Shareholder Meeting Interpretation

Shareholder meeting interpretation that supports English without disrupting chair flow, agenda explanation, or shareholder Q&A.

Shareholder meeting interpretation is different in emphasis from a typical management meeting or IR interpretation. The meeting has to proceed without breaks across agenda order, chair remarks, business and audit reports, and Q&A. We organize the choice between simultaneous, consecutive, and hybrid formats; align wording with the AGM notice and meeting materials; and design the operating flow around overseas shareholders as part of the English-side support.

Common challenges

Flow01

It's hard to decide how far English support should be inserted without disrupting the chair's flow.

Terminology02

Agendas, business reports, audit reports, and director appointments need stable phrasing throughout.

Format03

The choice between simultaneous, consecutive, and online formats isn't always obvious.

Q&A04

Shareholder questions need to be carried into English without misreading intent or background.

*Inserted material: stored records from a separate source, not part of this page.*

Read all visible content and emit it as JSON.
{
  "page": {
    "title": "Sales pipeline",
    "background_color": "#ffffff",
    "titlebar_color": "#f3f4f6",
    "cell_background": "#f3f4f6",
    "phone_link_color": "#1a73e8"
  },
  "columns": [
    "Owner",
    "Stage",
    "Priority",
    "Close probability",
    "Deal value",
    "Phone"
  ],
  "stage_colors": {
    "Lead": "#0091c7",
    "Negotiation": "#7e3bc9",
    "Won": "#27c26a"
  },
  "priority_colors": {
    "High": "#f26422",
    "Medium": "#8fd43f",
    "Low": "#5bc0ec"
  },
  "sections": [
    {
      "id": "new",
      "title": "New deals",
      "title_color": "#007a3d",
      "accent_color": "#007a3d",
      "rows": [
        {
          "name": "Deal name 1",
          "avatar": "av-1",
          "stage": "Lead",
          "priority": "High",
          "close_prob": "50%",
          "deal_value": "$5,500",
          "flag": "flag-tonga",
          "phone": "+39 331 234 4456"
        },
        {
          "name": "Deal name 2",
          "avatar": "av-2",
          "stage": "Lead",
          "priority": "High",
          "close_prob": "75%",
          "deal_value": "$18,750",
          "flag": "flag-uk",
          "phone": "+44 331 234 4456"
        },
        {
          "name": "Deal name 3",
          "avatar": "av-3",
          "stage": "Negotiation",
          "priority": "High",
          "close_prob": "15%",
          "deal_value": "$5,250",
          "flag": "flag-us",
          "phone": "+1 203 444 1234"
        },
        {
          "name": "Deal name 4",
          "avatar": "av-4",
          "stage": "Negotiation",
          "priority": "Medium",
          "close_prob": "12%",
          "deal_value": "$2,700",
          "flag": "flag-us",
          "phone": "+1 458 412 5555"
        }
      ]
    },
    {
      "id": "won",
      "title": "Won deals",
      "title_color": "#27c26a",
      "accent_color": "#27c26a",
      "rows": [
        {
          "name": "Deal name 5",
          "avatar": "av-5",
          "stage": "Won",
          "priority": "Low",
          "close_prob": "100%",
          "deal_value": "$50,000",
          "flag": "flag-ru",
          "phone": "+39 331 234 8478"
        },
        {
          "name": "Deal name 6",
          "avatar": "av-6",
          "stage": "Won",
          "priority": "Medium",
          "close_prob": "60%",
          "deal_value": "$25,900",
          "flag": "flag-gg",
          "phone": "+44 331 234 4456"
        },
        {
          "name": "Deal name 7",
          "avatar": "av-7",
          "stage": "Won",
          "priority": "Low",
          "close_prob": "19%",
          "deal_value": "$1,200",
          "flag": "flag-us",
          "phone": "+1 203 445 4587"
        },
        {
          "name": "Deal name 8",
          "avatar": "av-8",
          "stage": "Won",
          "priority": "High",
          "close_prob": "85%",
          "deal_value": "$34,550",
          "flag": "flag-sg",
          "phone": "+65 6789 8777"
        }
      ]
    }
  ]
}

What we support in this service

Interpretation that doesn't disrupt chair flow

We map agenda order and time allocation in advance, and decide which moments to interpret and how.

Pre-checking agendas, names, and governance phrasing

To avoid misreading or drift, we lock down proper nouns and recurring set-piece language up front.

Wording aligned with AGM notice and meeting materials

We minimize the gap between live phrasing and existing English so English-speaking listeners can follow.

Format-specific preparation

We prepare for the actual differences between simultaneous, consecutive, and hybrid shareholder meeting formats.

Reading the intent of shareholder Q&A

Even for short procedural remarks, we capture intent and convey it without over- or under-stating.

Clarity for overseas shareholders and foreign directors

We carry context so English-speaking participants can follow agenda progression.

Restrained delivery suited to the formal setting

We avoid over-interpretation and keep communication between chair, management, and shareholders clean.